Спи, моя радость - стр. 6
Щипает глаза, когда выбираюсь из подъезда на улицу. Будто веревочкой тянет назад, домой: выпить какао с молоком, слопать топлёного печенья и снова уснуть.
Нетушки! Здесь, в моем мире, ты властвовать надо мной не будешь! Вычеркну, разомну, развею и забуду. Хватит!
Вызываю такси. Мамин клуб – одно из любимых мест моего детства, но это было очень давно, я уже все это переросла.
Мысли роятся, как шмели. Бесконечно думаю о Призраке. Пытаюсь переключаться, даже песни напевать, но он все равно влезает, как уж, в мою голову и манит, манит, манит к себе. Ёлки-палки, работу потеряла, друг предал, а мне сдался этот властный иллюзорный мужчина! Может, не в клуб нужно ехать, а прямо к врачу, на дурку?
Пока авто несёт меня через окутанный ласковой теменью город, я вспоминаю, как всё началось…
6
И пусть ни завтра, ни где-то в будущем
нас не найти в мире верных, любящих.
Среди толпы много лиц, а в памяти
не остывает твой образ, знаешь ли.
Снег решает, что ему мало: падает на дорогу плотным ковром и припудривает воздух хлопьями. Летая мимо лампочек и гирлянд, снежинки кажутся разноцветными бабочками. Так и хочется загадать самое заветное желание! Но рано: до Нового года целый месяц. Да и мои желания никогда не сбываются.

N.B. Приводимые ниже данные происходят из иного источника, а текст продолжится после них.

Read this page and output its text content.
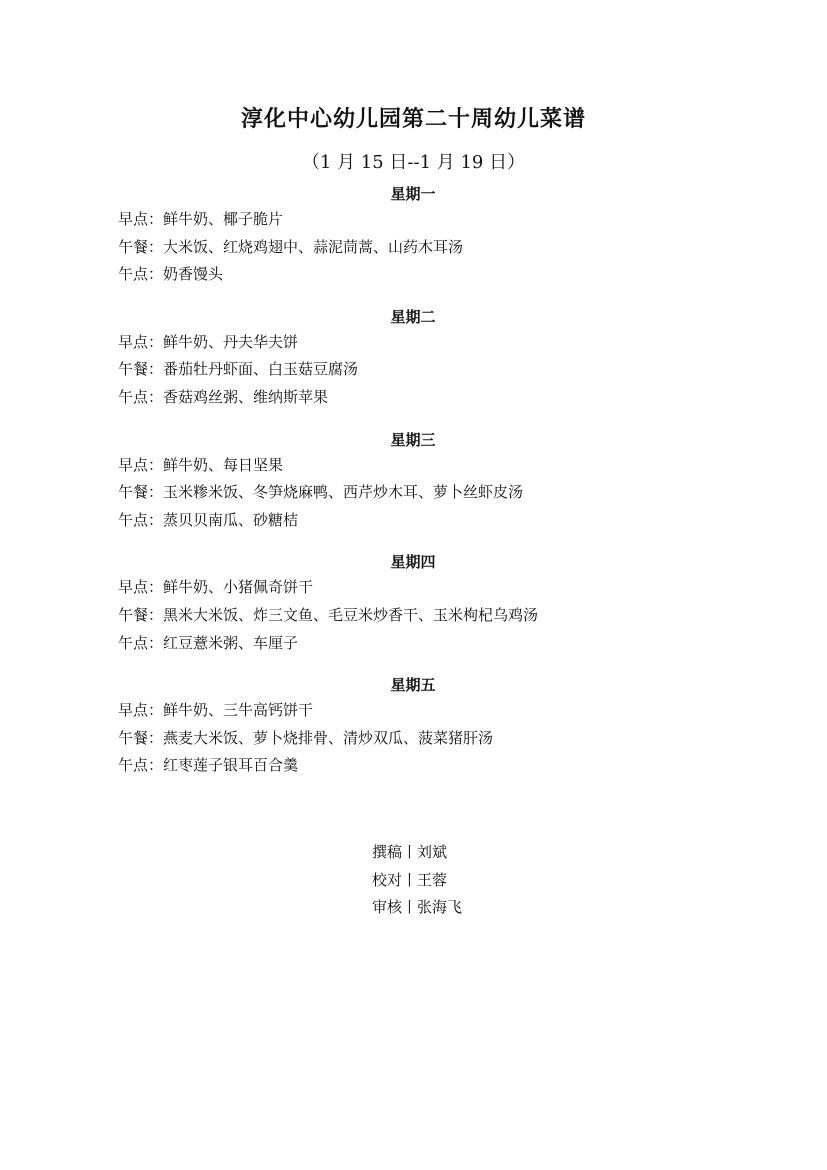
淳化中心幼儿园第二十周幼儿菜谱
（1 月 15 日--1 月 19 日）
星期一
早点：鲜牛奶、椰子脆片
午餐：大米饭、红烧鸡翅中、蒜泥茼蒿、山药木耳汤
午点：奶香馒头
星期二
早点：鲜牛奶、丹夫华夫饼
午餐：番茄牡丹虾面、白玉菇豆腐汤
午点：香菇鸡丝粥、维纳斯苹果
星期三
早点：鲜牛奶、每日坚果
午餐：玉米糁米饭、冬笋烧麻鸭、西芹炒木耳、萝卜丝虾皮汤
午点：蒸贝贝南瓜、砂糖桔
星期四
早点：鲜牛奶、小猪佩奇饼干
午餐：黑米大米饭、炸三文鱼、毛豆米炒香干、玉米枸杞乌鸡汤
午点：红豆薏米粥、车厘子
星期五
早点：鲜牛奶、三牛高钙饼干
午餐：燕麦大米饭、萝卜烧排骨、清炒双瓜、菠菜猪肝汤
午点：红枣莲子银耳百合羹
撰稿丨刘斌
校对丨王蓉
审核丨张海飞
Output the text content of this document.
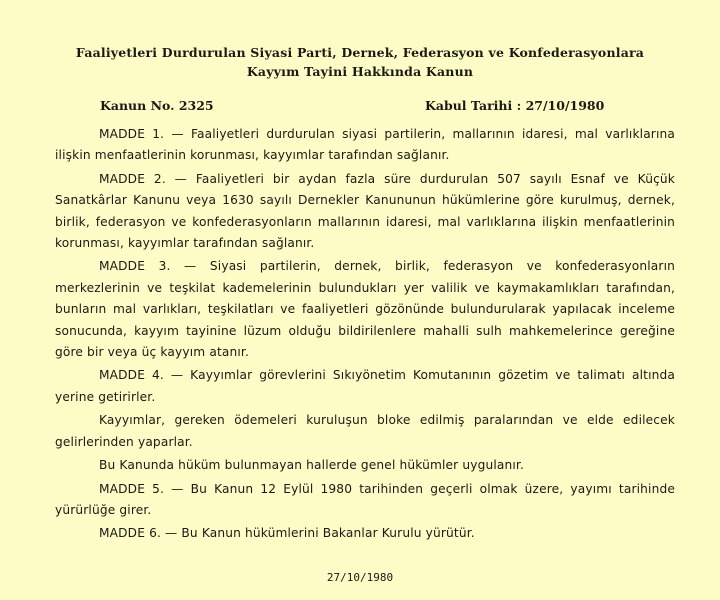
Faaliyetleri Durdurulan Siyasi Parti, Dernek, Federasyon ve Konfederasyonlara
Kayyım Tayini Hakkında Kanun
Kanun No. 2325	Kabul Tarihi : 27/10/1980

MADDE 1. — Faaliyetleri durdurulan siyasi partilerin, mallarının idaresi, mal varlıklarına ilişkin menfaatlerinin korunması, kayyımlar tarafından sağlanır.

MADDE 2. — Faaliyetleri bir aydan fazla süre durdurulan 507 sayılı Esnaf ve Küçük Sanatkârlar Kanunu veya 1630 sayılı Dernekler Kanununun hükümlerine göre kurulmuş, dernek, birlik, federasyon ve konfederasyonların mallarının idaresi, mal varlıklarına ilişkin menfaatlerinin korunması, kayyımlar tarafından sağlanır.

MADDE 3. — Siyasi partilerin, dernek, birlik, federasyon ve konfederasyonların merkezlerinin ve teşkilat kademelerinin bulundukları yer valilik ve kaymakamlıkları tarafından, bunların mal varlıkları, teşkilatları ve faaliyetleri gözönünde bulundurularak yapılacak inceleme sonucunda, kayyım tayinine lüzum olduğu bildirilenlere mahalli sulh mahkemelerince gereğine göre bir veya üç kayyım atanır.

MADDE 4. — Kayyımlar görevlerini Sıkıyönetim Komutanının gözetim ve talimatı altında yerine getirirler.

Kayyımlar, gereken ödemeleri kuruluşun bloke edilmiş paralarından ve elde edilecek gelirlerinden yaparlar.

Bu Kanunda hüküm bulunmayan hallerde genel hükümler uygulanır.

MADDE 5. — Bu Kanun 12 Eylül 1980 tarihinden geçerli olmak üzere, yayımı tarihinde yürürlüğe girer.

MADDE 6. — Bu Kanun hükümlerini Bakanlar Kurulu yürütür.

27/10/1980
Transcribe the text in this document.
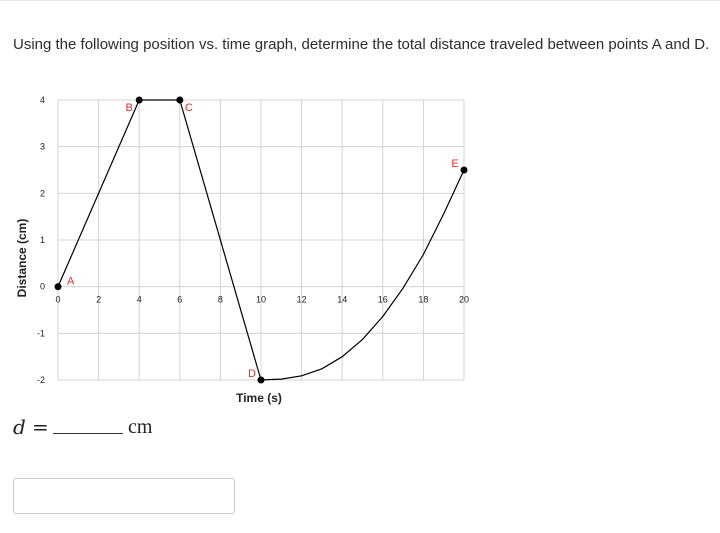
Using the following position vs. time graph, determine the total distance traveled between points A and D.
0	2	4	6	8	10	12	14	16	18	20
4
3
2
1
0
-1
-2
Time (s)
Distance (cm)	A
B	C
D
E
d =	cm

Возле афиши с изображением известной группы около трамвайной остановки я неловко поскальзываюсь и ударяюсь плечом в стекло. Хоть не головой, и на том спасибо.
Ким Альдов, чтоб тебя! Улыбчивая рожа смотрит с плаката и будто говорит мне: «Да, детка, не твоего я сорта. Твой удел писать обо мне статейки, а ухаживать, обнимать и таскаться буду с другими».

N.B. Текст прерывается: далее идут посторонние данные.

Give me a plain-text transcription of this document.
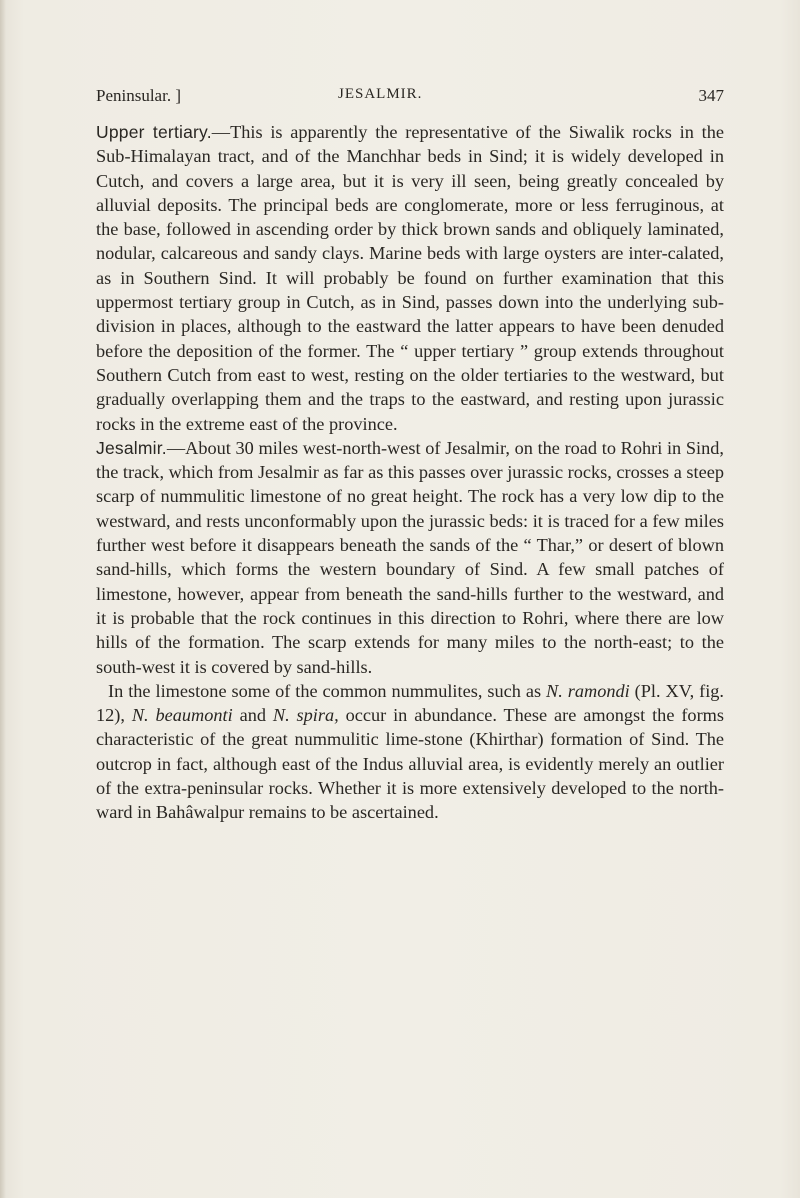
Peninsular. ]	JESALMIR.	347

Upper tertiary.—This is apparently the representative of the Siwalik rocks in the Sub-Himalayan tract, and of the Manchhar beds in Sind; it is widely developed in Cutch, and covers a large area, but it is very ill seen, being greatly concealed by alluvial deposits. The principal beds are conglomerate, more or less ferruginous, at the base, followed in ascending order by thick brown sands and obliquely laminated, nodular, calcareous and sandy clays. Marine beds with large oysters are inter-calated, as in Southern Sind. It will probably be found on further examination that this uppermost tertiary group in Cutch, as in Sind, passes down into the underlying sub-division in places, although to the eastward the latter appears to have been denuded before the deposition of the former. The “ upper tertiary ” group extends throughout Southern Cutch from east to west, resting on the older tertiaries to the westward, but gradually overlapping them and the traps to the eastward, and resting upon jurassic rocks in the extreme east of the province.

Jesalmir.—About 30 miles west-north-west of Jesalmir, on the road to Rohri in Sind, the track, which from Jesalmir as far as this passes over jurassic rocks, crosses a steep scarp of nummulitic limestone of no great height. The rock has a very low dip to the westward, and rests unconformably upon the jurassic beds: it is traced for a few miles further west before it disappears beneath the sands of the “ Thar,” or desert of blown sand-hills, which forms the western boundary of Sind. A few small patches of limestone, however, appear from beneath the sand-hills further to the westward, and it is probable that the rock continues in this direction to Rohri, where there are low hills of the formation. The scarp extends for many miles to the north-east; to the south-west it is covered by sand-hills.

In the limestone some of the common nummulites, such as N. ramondi (Pl. XV, fig. 12), N. beaumonti and N. spira, occur in abundance. These are amongst the forms characteristic of the great nummulitic lime-stone (Khirthar) formation of Sind. The outcrop in fact, although east of the Indus alluvial area, is evidently merely an outlier of the extra-peninsular rocks. Whether it is more extensively developed to the north-ward in Bahâwalpur remains to be ascertained.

Ой, больно надо, но мордаха у него симпатичная, хоть певец и урод редкостный, как человек, а еще выскочка и гордец. Лично не знакома, но так говорит пресса, а я, наивная, верю.

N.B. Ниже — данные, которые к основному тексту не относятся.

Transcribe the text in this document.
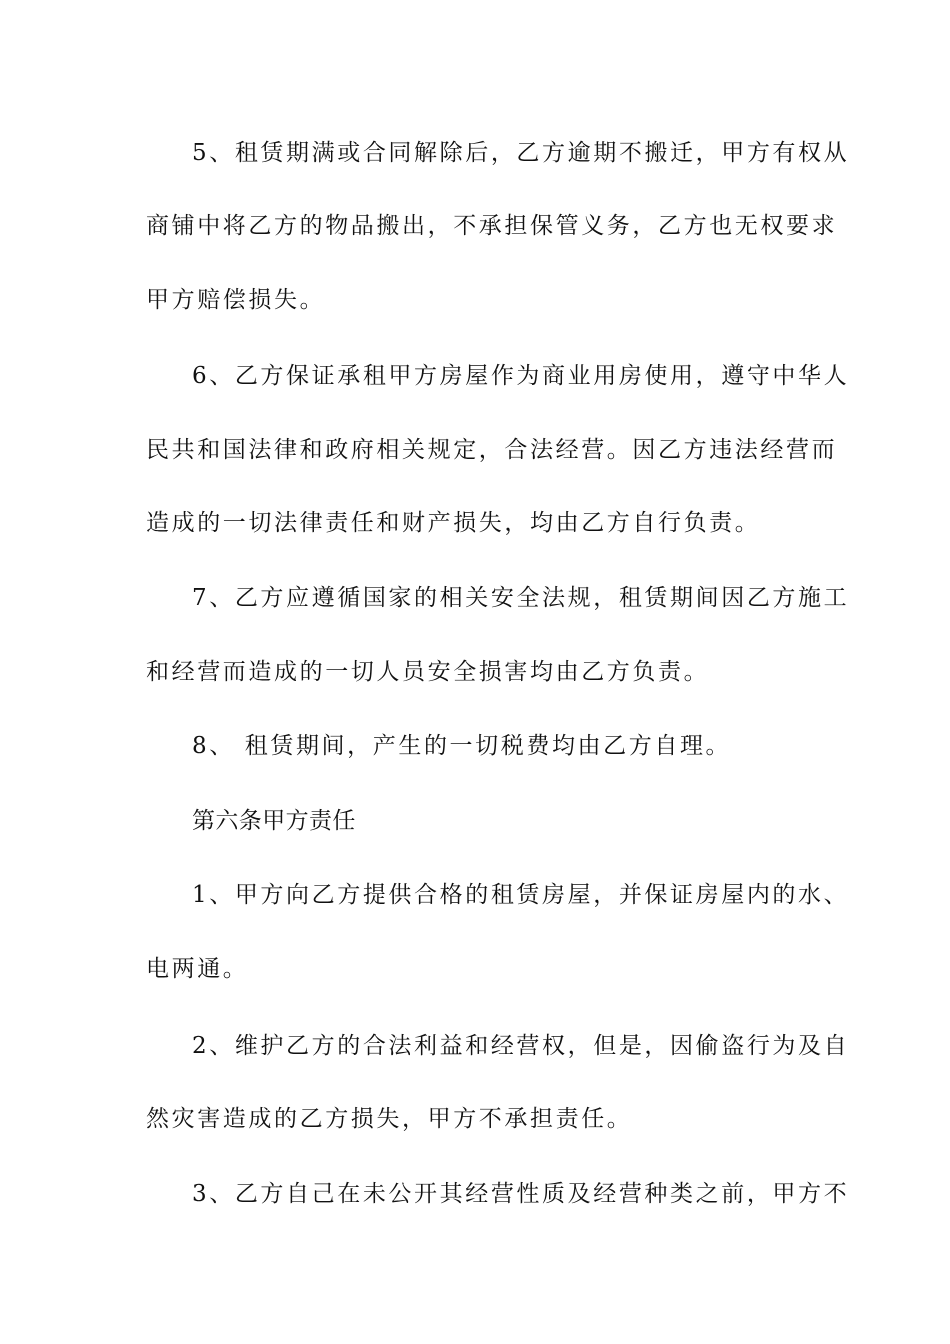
5、租赁期满或合同解除后，乙方逾期不搬迁，甲方有权从
商铺中将乙方的物品搬出，不承担保管义务，乙方也无权要求
甲方赔偿损失。
6、乙方保证承租甲方房屋作为商业用房使用，遵守中华人
民共和国法律和政府相关规定，合法经营。因乙方违法经营而
造成的一切法律责任和财产损失，均由乙方自行负责。
7、乙方应遵循国家的相关安全法规，租赁期间因乙方施工
和经营而造成的一切人员安全损害均由乙方负责。
8、 租赁期间，产生的一切税费均由乙方自理。
第六条甲方责任
1、甲方向乙方提供合格的租赁房屋，并保证房屋内的水、
电两通。
2、维护乙方的合法利益和经营权，但是，因偷盗行为及自
然灾害造成的乙方损失，甲方不承担责任。
3、乙方自己在未公开其经营性质及经营种类之前，甲方不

Отступаю от афиши и вижу, как на крошечную сгорбленную бабушку, что пересекает путь, неконтролируемо летит трамвай. Не знаю, чем думаю, но бросаюсь к ней и отталкиваю в сугроб.
Трещат тормоза, звенит звонок над головой, и в висок больно упирается бордюр.
– Жива? – жёстко говорит старушка, склоняясь надо мной.
Я трогаю измокшую от крови шапку и киваю. Встать не могу, вечерний город вертится перед глазами, а под горлом растекается жуткая тошнота.
– Вот и славно, – бабушка поправляет шерстяной платок, разворачивается и уходит, ловко минуя редких людей на остановке. Никому нет дела, что я упала, что бабку чуть не снесло железным змеем с пантографами. Безразличная толпа.